CAESAR (kindly). No, no, my boy: that is your chair of state. Sit down.
He makes Ptolemy sit down again. Meanwhile Rufio, looking about him, sees in the nearest corner an image of the god Ra, represented as a seated man with the head of a hawk. Before the image is a bronze tripod, about as large as a three-legged stool, with a stick of incense burning on it. Rufio, with Roman resourcefulness and indifference to foreign superstitions, promptly seizes the tripod; shakes off the incense; blows away the ash; and dumps it down behind Caesar, nearly in the middle of the hall.
RUFIO. Sit on that, Caesar.
A shiver runs through the court, followed by a hissing whisper of Sacrilege!
CAESAR (seating himself). Now, Pothinus, to business. I am badly in want of money.
BRITANNUS (disapproving of these informal expressions). My master would say that there is a lawful debt due to Rome by Egypt, contracted by the King’s deceased father to the Triumvirate; and that it is Caesar’s duty to his country to require immediate payment.

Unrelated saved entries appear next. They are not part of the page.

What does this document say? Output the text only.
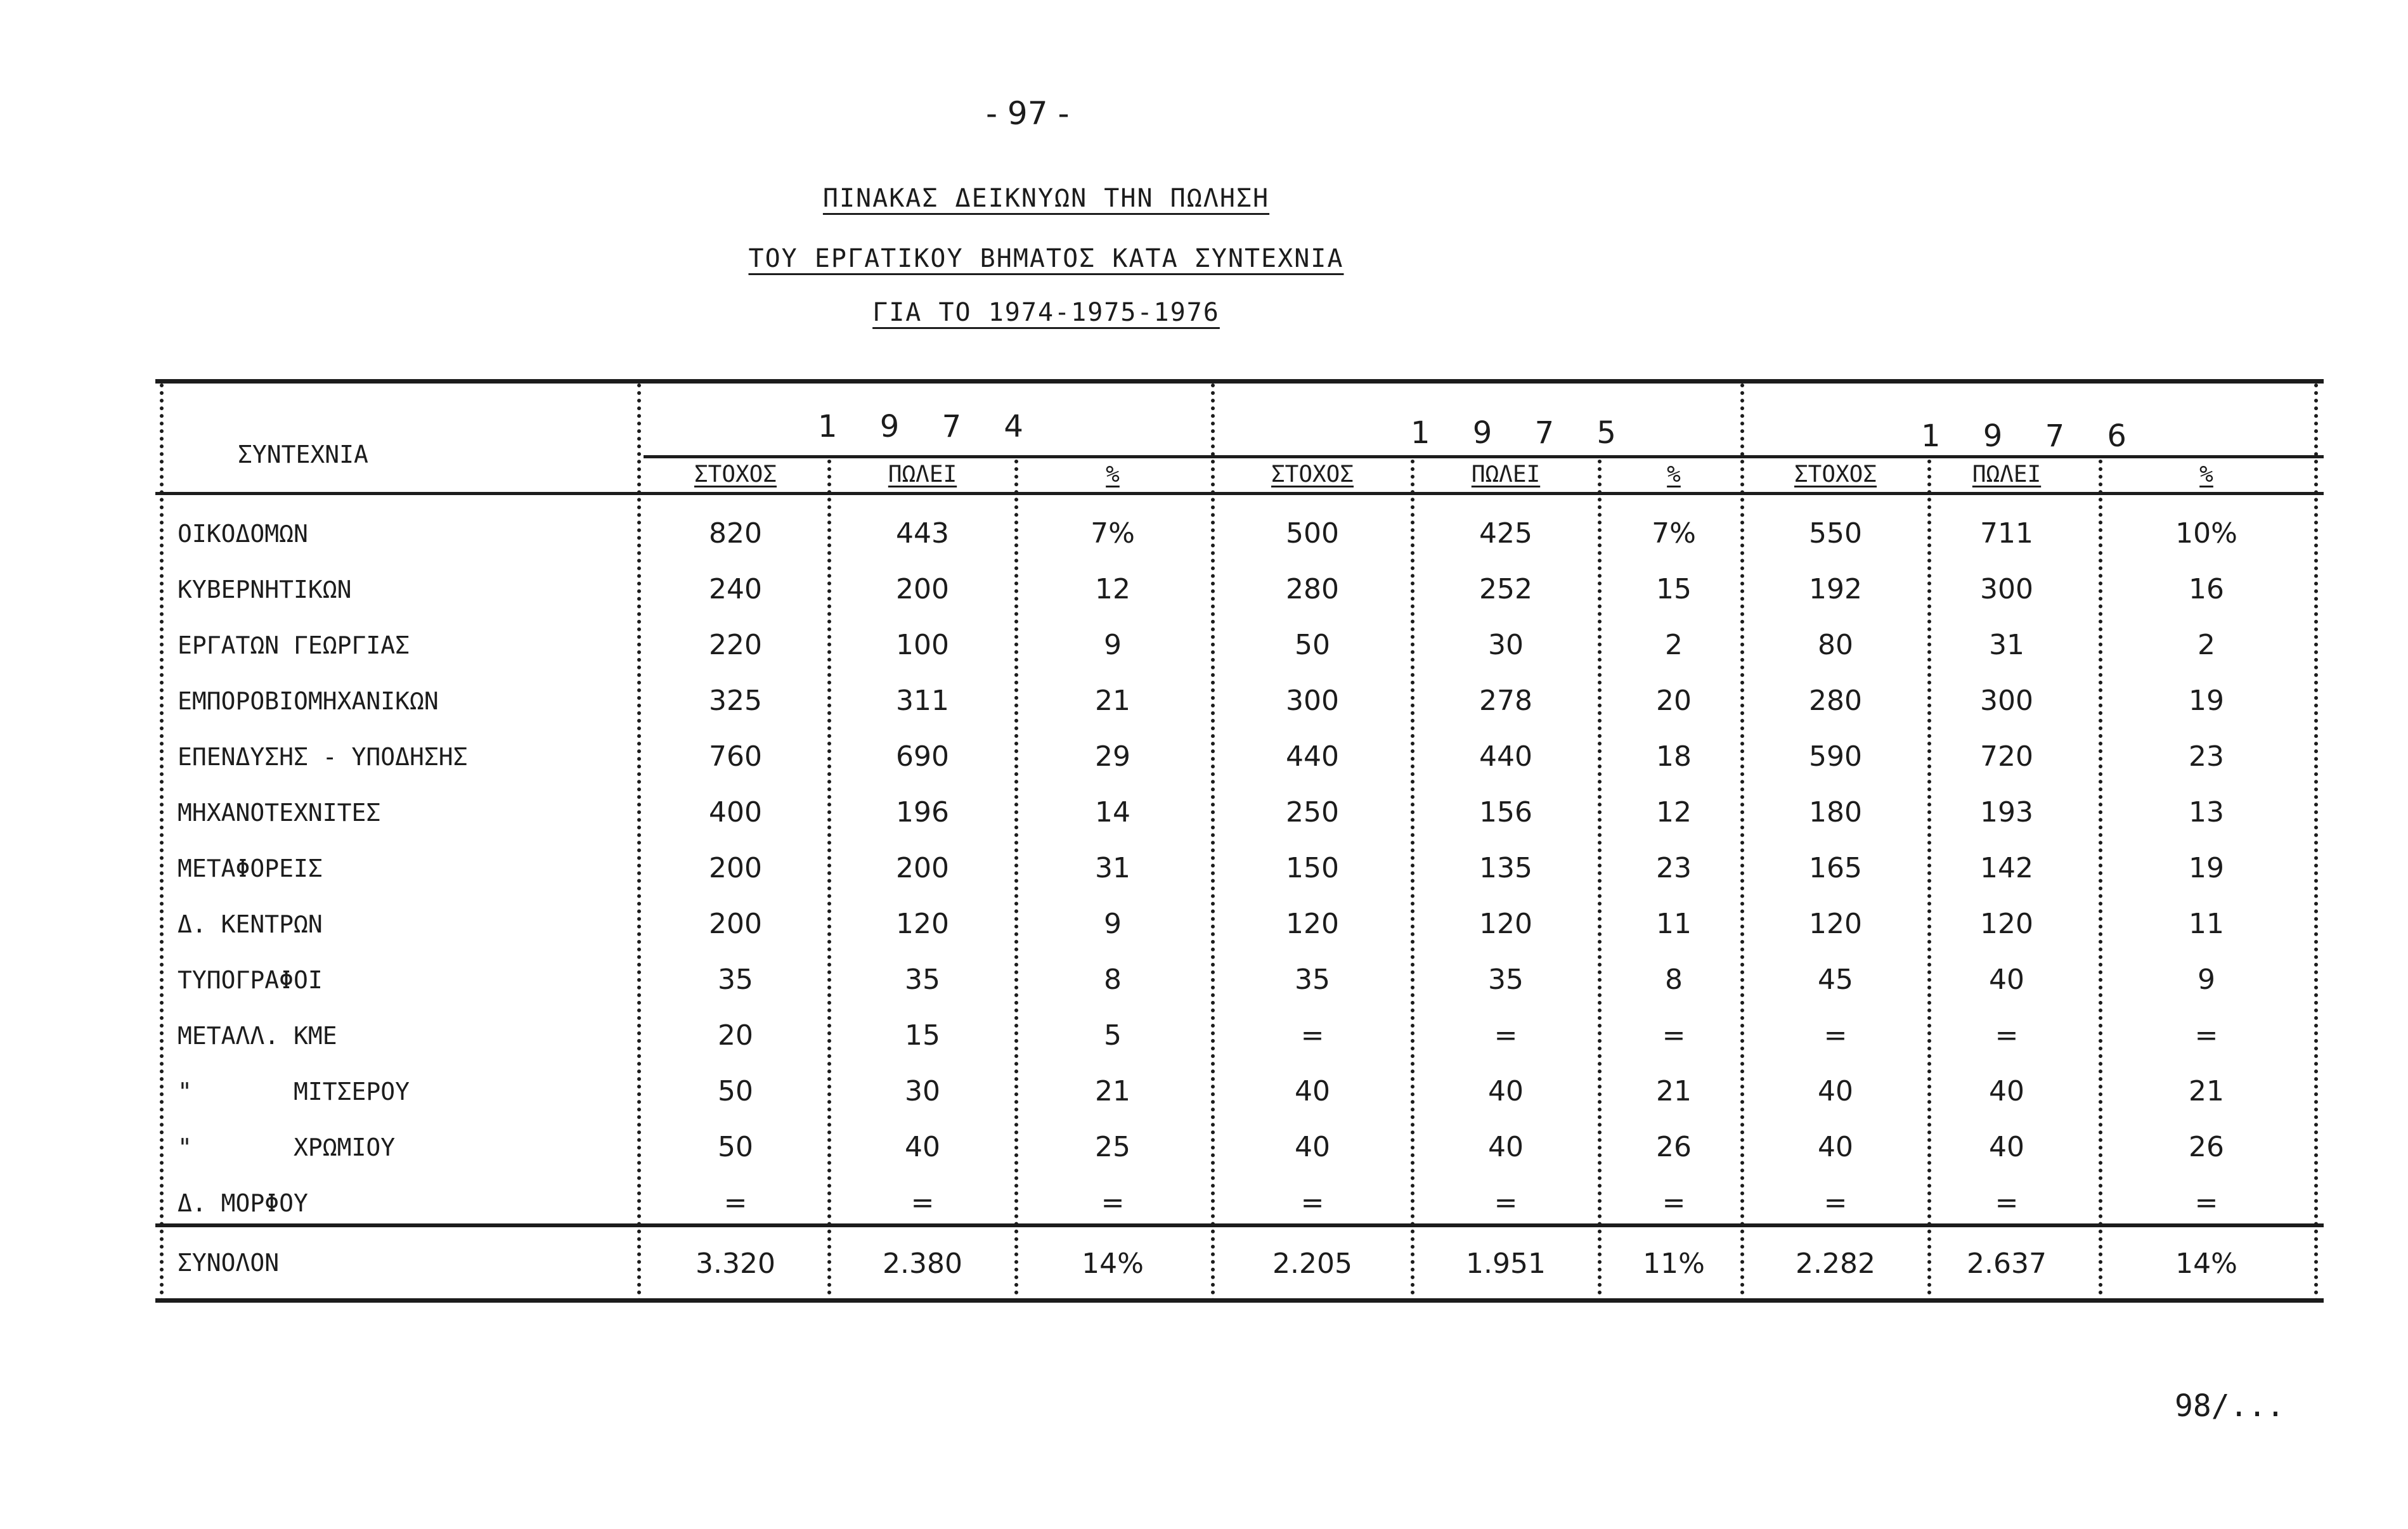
- 97 -
ΠΙΝΑΚΑΣ ΔΕΙΚΝΥΩΝ ΤΗΝ ΠΩΛΗΣΗ
ΤΟΥ ΕΡΓΑΤΙΚΟΥ ΒΗΜΑΤΟΣ ΚΑΤΑ ΣΥΝΤΕΧΝΙΑ
ΓΙΑ ΤΟ 1974-1975-1976
ΣΥΝΤΕΧΝΙΑ
1 9 7 4	1 9 7 5	1 9 7 6
ΣΤΟΧΟΣ	ΠΩΛΕΙ	%	ΣΤΟΧΟΣ	ΠΩΛΕΙ	%	ΣΤΟΧΟΣ	ΠΩΛΕΙ	%
ΟΙΚΟΔΟΜΩΝ	820	443	7%	500	425	7%	550	711	10%
ΚΥΒΕΡΝΗΤΙΚΩΝ	240	200	12	280	252	15	192	300	16
ΕΡΓΑΤΩΝ ΓΕΩΡΓΙΑΣ	220	100	9	50	30	2	80	31	2
ΕΜΠΟΡΟΒΙΟΜΗΧΑΝΙΚΩΝ	325	311	21	300	278	20	280	300	19
ΕΠΕΝΔΥΣΗΣ - ΥΠΟΔΗΣΗΣ	760	690	29	440	440	18	590	720	23
ΜΗΧΑΝΟΤΕΧΝΙΤΕΣ	400	196	14	250	156	12	180	193	13
ΜΕΤΑΦΟΡΕΙΣ	200	200	31	150	135	23	165	142	19
Δ. ΚΕΝΤΡΩΝ	200	120	9	120	120	11	120	120	11
ΤΥΠΟΓΡΑΦΟΙ	35	35	8	35	35	8	45	40	9
ΜΕΤΑΛΛ. ΚΜΕ	20	15	5	=	=	=	=	=	=
"       ΜΙΤΣΕΡΟΥ	50	30	21	40	40	21	40	40	21
"       ΧΡΩΜΙΟΥ	50	40	25	40	40	26	40	40	26
Δ. ΜΟΡΦΟΥ	=	=	=	=	=	=	=	=	=
ΣΥΝΟΛΟΝ	3.320	2.380	14%	2.205	1.951	11%	2.282	2.637	14%
98/...
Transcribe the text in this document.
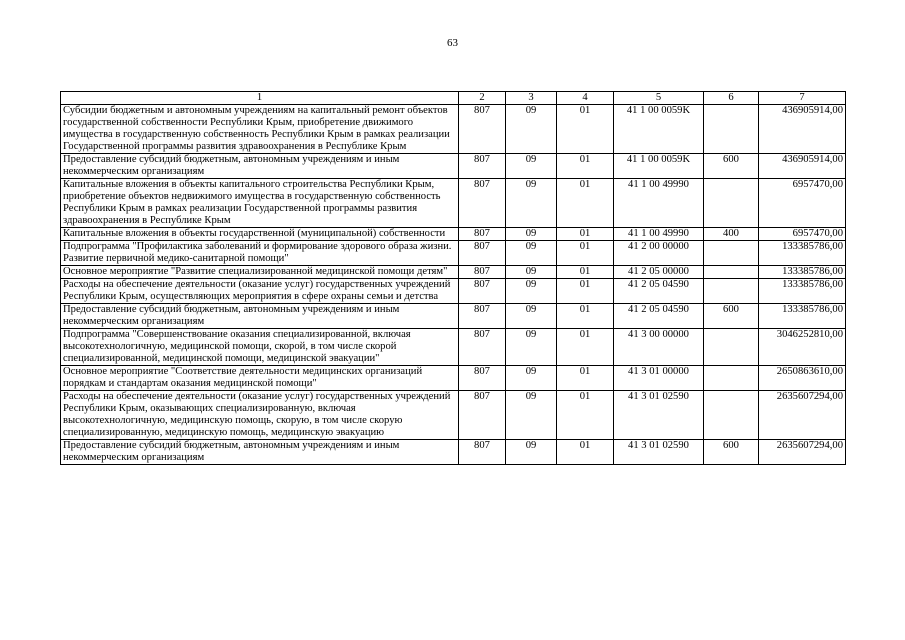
63
1	2	3	4	5	6	7
Субсидии бюджетным и автономным учреждениям на капитальный ремонт объектов государственной собственности Республики Крым, приобретение движимого имущества в государственную собственность Республики Крым в рамках реализации Государственной программы развития здравоохранения в Республике Крым	807	09	01	41 1 00 0059K		436905914,00
Предоставление субсидий бюджетным, автономным учреждениям и иным некоммерческим организациям	807	09	01	41 1 00 0059K	600	436905914,00
Капитальные вложения в объекты капитального строительства Республики Крым, приобретение объектов недвижимого имущества в государственную собственность Республики Крым в рамках реализации Государственной программы развития здравоохранения в Республике Крым	807	09	01	41 1 00 49990		6957470,00
Капитальные вложения в объекты государственной (муниципальной) собственности	807	09	01	41 1 00 49990	400	6957470,00
Подпрограмма "Профилактика заболеваний и формирование здорового образа жизни. Развитие первичной медико-санитарной помощи"	807	09	01	41 2 00 00000		133385786,00
Основное мероприятие "Развитие специализированной медицинской помощи детям"	807	09	01	41 2 05 00000		133385786,00
Расходы на обеспечение деятельности (оказание услуг) государственных учреждений Республики Крым, осуществляющих мероприятия в сфере охраны семьи и детства	807	09	01	41 2 05 04590		133385786,00
Предоставление субсидий бюджетным, автономным учреждениям и иным некоммерческим организациям	807	09	01	41 2 05 04590	600	133385786,00
Подпрограмма "Совершенствование оказания специализированной, включая высокотехнологичную, медицинской помощи, скорой, в том числе скорой специализированной, медицинской помощи, медицинской эвакуации"	807	09	01	41 3 00 00000		3046252810,00
Основное мероприятие "Соответствие деятельности медицинских организаций порядкам и стандартам оказания медицинской помощи"	807	09	01	41 3 01 00000		2650863610,00
Расходы на обеспечение деятельности (оказание услуг) государственных учреждений Республики Крым, оказывающих специализированную, включая высокотехнологичную, медицинскую помощь, скорую, в том числе скорую специализированную, медицинскую помощь, медицинскую эвакуацию	807	09	01	41 3 01 02590		2635607294,00
Предоставление субсидий бюджетным, автономным учреждениям и иным некоммерческим организациям	807	09	01	41 3 01 02590	600	2635607294,00
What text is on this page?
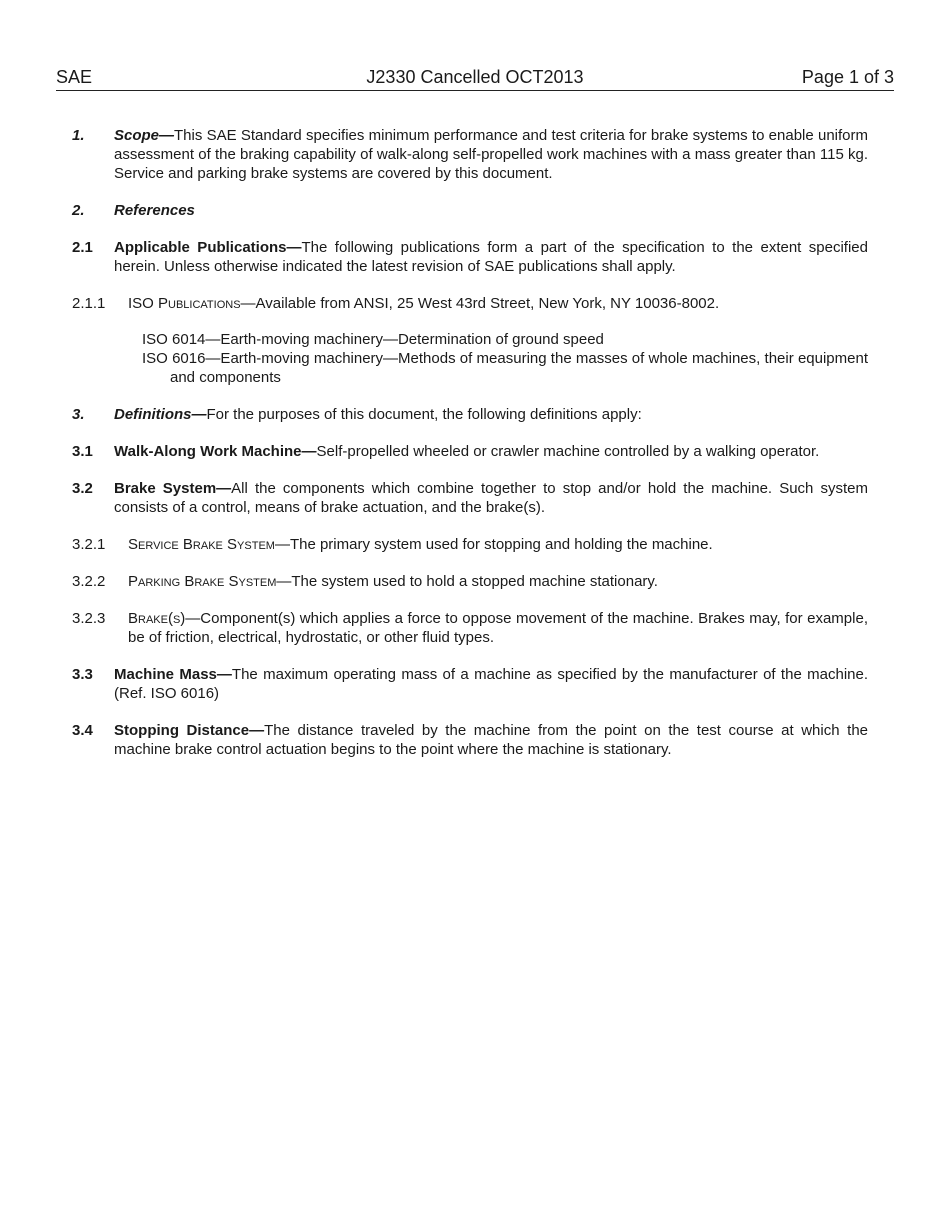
SAE	J2330 Cancelled OCT2013	Page 1 of 3
1. Scope—This SAE Standard specifies minimum performance and test criteria for brake systems to enable uniform assessment of the braking capability of walk-along self-propelled work machines with a mass greater than 115 kg. Service and parking brake systems are covered by this document.
2. References
2.1 Applicable Publications—The following publications form a part of the specification to the extent specified herein. Unless otherwise indicated the latest revision of SAE publications shall apply.
2.1.1 ISO Publications—Available from ANSI, 25 West 43rd Street, New York, NY 10036-8002.
ISO 6014—Earth-moving machinery—Determination of ground speed
ISO 6016—Earth-moving machinery—Methods of measuring the masses of whole machines, their equipment and components
3. Definitions—For the purposes of this document, the following definitions apply:
3.1 Walk-Along Work Machine—Self-propelled wheeled or crawler machine controlled by a walking operator.
3.2 Brake System—All the components which combine together to stop and/or hold the machine. Such system consists of a control, means of brake actuation, and the brake(s).
3.2.1 Service Brake System—The primary system used for stopping and holding the machine.
3.2.2 Parking Brake System—The system used to hold a stopped machine stationary.
3.2.3 Brake(s)—Component(s) which applies a force to oppose movement of the machine. Brakes may, for example, be of friction, electrical, hydrostatic, or other fluid types.
3.3 Machine Mass—The maximum operating mass of a machine as specified by the manufacturer of the machine. (Ref. ISO 6016)
3.4 Stopping Distance—The distance traveled by the machine from the point on the test course at which the machine brake control actuation begins to the point where the machine is stationary.
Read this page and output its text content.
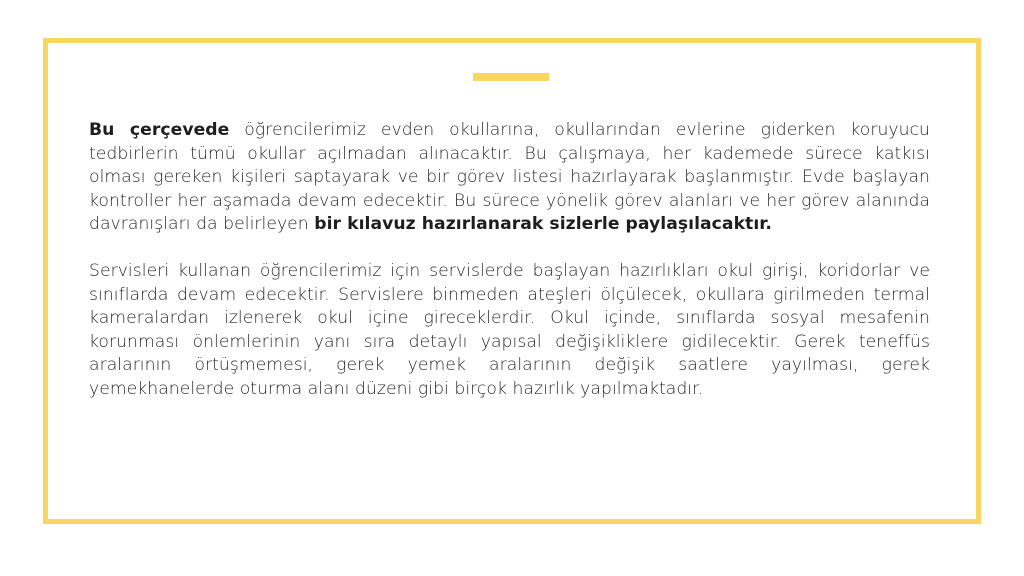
Bu çerçevede öğrencilerimiz evden okullarına, okullarından evlerine giderken koruyucu tedbirlerin tümü okullar açılmadan alınacaktır. Bu çalışmaya, her kademede sürece katkısı olması gereken kişileri saptayarak ve bir görev listesi hazırlayarak başlanmıştır. Evde başlayan kontroller her aşamada devam edecektir. Bu sürece yönelik görev alanları ve her görev alanında davranışları da belirleyen bir kılavuz hazırlanarak sizlerle paylaşılacaktır.

Servisleri kullanan öğrencilerimiz için servislerde başlayan hazırlıkları okul girişi, koridorlar ve sınıflarda devam edecektir. Servislere binmeden ateşleri ölçülecek, okullara girilmeden termal kameralardan izlenerek okul içine gireceklerdir. Okul içinde, sınıflarda sosyal mesafenin korunması önlemlerinin yanı sıra detaylı yapısal değişikliklere gidilecektir. Gerek teneffüs aralarının örtüşmemesi, gerek yemek aralarının değişik saatlere yayılması, gerek yemekhanelerde oturma alanı düzeni gibi birçok hazırlık yapılmaktadır.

CAESAR (blandly). Ah, I forgot. I have not made my companions known here. Pothinus: this is Britannus, my secretary. He is an islander from the western end of the world, a day’s voyage from Gaul. (Britannus bows stiffly.) This gentleman is Rufio, my comrade in arms. (Rufio nods.) Pothinus: I want 1,600 talents.
The courtiers, appalled, murmur loudly, and Theodotus and Achillas appeal mutely to one another against so monstrous a demand.
POTHINUS (aghast). Forty million sesterces! Impossible. There is not so much money in the King’s treasury.
CAESAR (encouragingly). Only sixteen hundred talents, Pothinus. Why count it in sesterces? A sestertius is only worth a loaf of bread.